During my final years in elementary school, there were some highs and some lows. Some of the highs that have occurred throughout this time involved achieving first place in many track events, achieving best overall chess results as a school and achieving physical education awards. This is all due to God’s glory and I definitely appreciated how he worked through these two years to realize my talents. However, some downs that have occurred through this time involved getting a bad English mark during Grade 6 and having a difficult time at my badminton club.

Getting a bad English mark was a pain for me to see because English is one of the courses that I continue to struggle with throughout my studies. I never enjoyed it and the fact that I got a C for English reminded me about the horrible memories in Grade 1. As a result, I wept in class because I was questioning whether I would be successful. Through prayer and perseverance, I was glad that my English mark improved over that year and I am thankful for that. But that was not the only problem.

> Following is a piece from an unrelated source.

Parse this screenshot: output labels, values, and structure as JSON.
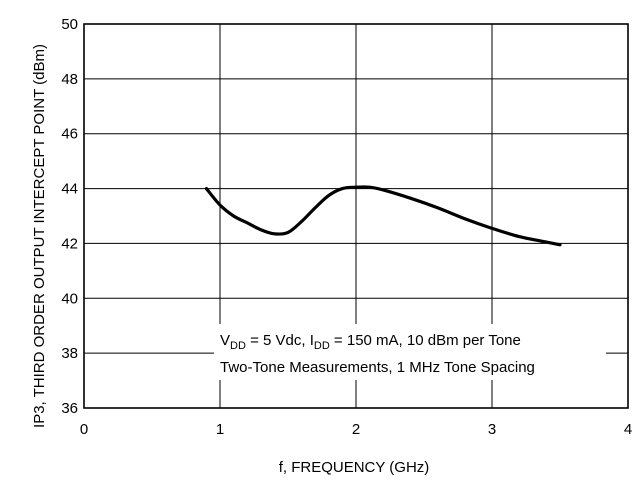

For those who don’t know me well enough, I started dedicating my time in badminton when I was in Grade 6. I remember that when I first joined the club called Suria, I would often get muscle cramps on my hamstring muscles, my quadriceps muscles, my butt muscles and my chest muscles. Because of this, I was questioning whether it is worth to dedicate my time in group lessons and in team training. And this is not the only problem. The coaches and some other athletes will often make fun of my “badminton” form, my speech and the way I train on the court. I felt like I didn’t belong here and there were times, where I questioned:

“Should I continue to train? Why is everybody developing friendship circles when I would be the one speechless and awkward? Why did I get into the most trouble?”

During the times that these questions were addressed, I didn’t really know the answer to it and so I just continued training, hoping that an answer will come up.

In terms of my spiritual walk with God, I still continued treating church as a daily routine and didn’t really dig deeper. I would just sing because other people are singing and I would just listen because other people would listen. Even though I went to Teens Conference in Grade 8 for the first time, I didn’t really find anything special, so I just went there to explore the events, the routines and their sermons.